Here is the latest installment of Poet’s Corner, presented by the Edmonds-based EPIC Poetry Group.

DISTANCES

Distance I

Five antelope, a clearing–
Onrushing express–
Hard to escape the dashing.

Distance II

No Godot yet . . .
Like waiting for justice . . .
Still no Godot . . .

Distance III

My nose ends, yours begins.
Both respecting,
start with common ground now.

Irene Myers

~ ~ ~ ~

In honor of Emma Lazarus, born July 22, 1849, author of “The New Colossus”, the poem
that appears on the pedestal of the Statue of Liberty

Ah, Liberty —

Lady, do we shout for joy for grief immense

endings beginnings enshrined at your feet,

legacies lost futures found,

wrongs exchanged for rights.

Lady, do we stumble.

Your heart breaks again again.

Our manifest destiny manifest at cost of bleeding justice.

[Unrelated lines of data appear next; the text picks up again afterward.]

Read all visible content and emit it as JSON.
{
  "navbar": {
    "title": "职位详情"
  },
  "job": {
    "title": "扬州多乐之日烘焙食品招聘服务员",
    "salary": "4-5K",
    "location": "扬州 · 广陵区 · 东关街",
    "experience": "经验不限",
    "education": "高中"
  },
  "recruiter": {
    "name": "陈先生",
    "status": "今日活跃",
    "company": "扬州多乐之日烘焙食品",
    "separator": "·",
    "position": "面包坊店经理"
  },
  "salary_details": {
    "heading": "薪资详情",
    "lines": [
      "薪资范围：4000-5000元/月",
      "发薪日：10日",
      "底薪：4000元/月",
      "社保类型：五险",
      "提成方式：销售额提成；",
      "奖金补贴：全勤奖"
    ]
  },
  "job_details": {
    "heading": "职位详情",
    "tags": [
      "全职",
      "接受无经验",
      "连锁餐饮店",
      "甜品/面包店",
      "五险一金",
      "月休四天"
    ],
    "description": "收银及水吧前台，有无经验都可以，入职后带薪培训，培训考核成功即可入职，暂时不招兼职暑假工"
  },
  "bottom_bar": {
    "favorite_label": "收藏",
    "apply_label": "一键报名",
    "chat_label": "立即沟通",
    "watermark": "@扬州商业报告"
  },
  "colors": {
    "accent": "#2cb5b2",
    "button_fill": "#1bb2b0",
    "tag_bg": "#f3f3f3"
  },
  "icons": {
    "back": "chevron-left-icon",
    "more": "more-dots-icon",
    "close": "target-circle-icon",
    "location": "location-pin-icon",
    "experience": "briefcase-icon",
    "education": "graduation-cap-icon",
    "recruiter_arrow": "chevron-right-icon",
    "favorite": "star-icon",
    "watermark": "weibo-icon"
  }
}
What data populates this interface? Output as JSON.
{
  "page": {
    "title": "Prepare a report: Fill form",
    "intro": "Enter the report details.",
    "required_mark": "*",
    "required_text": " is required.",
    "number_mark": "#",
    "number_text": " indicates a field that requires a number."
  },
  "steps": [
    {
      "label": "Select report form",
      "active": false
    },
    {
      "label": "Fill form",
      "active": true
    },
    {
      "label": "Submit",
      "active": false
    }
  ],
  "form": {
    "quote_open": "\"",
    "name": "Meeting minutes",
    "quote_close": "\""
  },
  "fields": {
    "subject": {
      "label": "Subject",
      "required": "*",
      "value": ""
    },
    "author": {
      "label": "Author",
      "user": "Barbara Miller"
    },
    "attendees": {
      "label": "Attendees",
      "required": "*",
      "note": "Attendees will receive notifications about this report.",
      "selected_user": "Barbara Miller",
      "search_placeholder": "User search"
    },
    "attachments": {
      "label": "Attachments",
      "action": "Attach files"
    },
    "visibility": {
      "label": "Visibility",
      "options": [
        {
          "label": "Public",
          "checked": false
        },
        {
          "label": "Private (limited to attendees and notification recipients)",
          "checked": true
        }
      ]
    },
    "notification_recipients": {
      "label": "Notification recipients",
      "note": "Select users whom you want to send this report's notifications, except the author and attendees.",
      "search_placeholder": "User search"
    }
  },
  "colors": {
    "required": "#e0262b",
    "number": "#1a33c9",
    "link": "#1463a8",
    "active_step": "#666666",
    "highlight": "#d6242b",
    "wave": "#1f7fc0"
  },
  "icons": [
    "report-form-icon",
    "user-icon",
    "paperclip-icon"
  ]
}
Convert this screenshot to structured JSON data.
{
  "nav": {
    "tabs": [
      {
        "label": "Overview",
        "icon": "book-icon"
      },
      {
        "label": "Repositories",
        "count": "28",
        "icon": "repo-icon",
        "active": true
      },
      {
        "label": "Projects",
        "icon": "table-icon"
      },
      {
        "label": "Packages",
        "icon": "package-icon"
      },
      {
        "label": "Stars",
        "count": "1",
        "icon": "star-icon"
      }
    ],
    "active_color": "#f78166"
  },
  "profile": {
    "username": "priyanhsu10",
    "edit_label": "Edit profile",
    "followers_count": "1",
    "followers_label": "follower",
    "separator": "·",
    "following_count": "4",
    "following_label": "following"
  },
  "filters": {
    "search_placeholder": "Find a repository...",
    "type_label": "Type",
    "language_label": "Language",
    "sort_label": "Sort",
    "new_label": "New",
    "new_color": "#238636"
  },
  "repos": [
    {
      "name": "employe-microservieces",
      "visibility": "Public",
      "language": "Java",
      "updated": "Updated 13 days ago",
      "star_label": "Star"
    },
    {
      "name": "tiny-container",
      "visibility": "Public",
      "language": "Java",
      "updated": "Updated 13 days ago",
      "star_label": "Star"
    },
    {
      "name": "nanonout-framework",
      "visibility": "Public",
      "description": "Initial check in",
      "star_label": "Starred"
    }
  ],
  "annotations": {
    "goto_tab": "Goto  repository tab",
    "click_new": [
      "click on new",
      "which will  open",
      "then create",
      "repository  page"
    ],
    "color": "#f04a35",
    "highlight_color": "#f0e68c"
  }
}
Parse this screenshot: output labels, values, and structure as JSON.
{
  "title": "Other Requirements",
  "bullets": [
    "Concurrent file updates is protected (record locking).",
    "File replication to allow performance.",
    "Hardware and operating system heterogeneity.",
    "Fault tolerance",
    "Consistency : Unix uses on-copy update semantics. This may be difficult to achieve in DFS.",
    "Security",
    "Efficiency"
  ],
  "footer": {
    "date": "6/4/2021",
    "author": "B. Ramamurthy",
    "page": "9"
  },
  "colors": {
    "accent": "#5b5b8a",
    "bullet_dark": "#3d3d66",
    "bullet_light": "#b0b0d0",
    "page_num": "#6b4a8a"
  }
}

Mountains of vaunting privilege, vast prairies of promise wasting —

now, ocean-to-rising-ocean rejecting betrayal of home sweet home.

Lady, your lamp —

do we lift it together

over Earth’s revolutions under Sun’s urgent vigil.

Democracy not for sale, game or grave,

do we make new creed from daily grist,

waking up when it matters

most

sovereign, all.

Irene Myers

~ ~ ~ ~

February 2020 Deciding Bones

I am reading a poem where the poet’s wife is spooning her mother’s ashes from a metal box
into a beloved old blue cookie jar.
Mom had made the winking request and the poet imagines mom and daughter giggling now.

So wait. You can do that? It’s not final, that decision?
Once again a poet makes the unspeakable speakable.

A poet sage said letting go, letting go of those bones,
when it is time,
is one of the few essential learnings for us who live in this world.
She said this from inside my head.
She had been living there unannounced until the time
when it was time.

This is not what I am thinking about when I call my friend, dear Carlo.
I call to wish him a happy birthday today.
From my living room, Pacific Time. And as he speaks to me
en route to a new grocery store in snowy Mountain Time, his true love driving,
I notice that I have also called him so that he can tell me yes
go to Florence for those two weeks in June yes go yes it will cost too much yes I know
you don’t have time to study Italian (you can speak German there) or time to take a
first art class no it doesn’t quite fit with what your life is most about right now.
I wouldn’t let my head decide if I were you. Sometimes
you can be like that
yes but
if you don’t go What then? he urges, direct, warm,
from his new life.

Irene Myers

~ ~ ~ ~

Irene Myers, long-time resident of Seattle, now Edmonds, is a career and life coach by vocation, a fiddler of traditional Swedish music by avocation, and a poet by gravitation. In her writing, published and unpublished, she is intrigued by what is waiting to be named.

 

  1. I love these poems, particularly the third one, which asks the essential question, “if you don’t go What then? ” It’s an age-old question about whether to maintain the status quo or to take a step into new worlds where you know you will be forever changed.

  2. Many of are asking this question “If you don’t…what them?
    So timely as is Lady Liberty. If we don’t fight for democracy what then?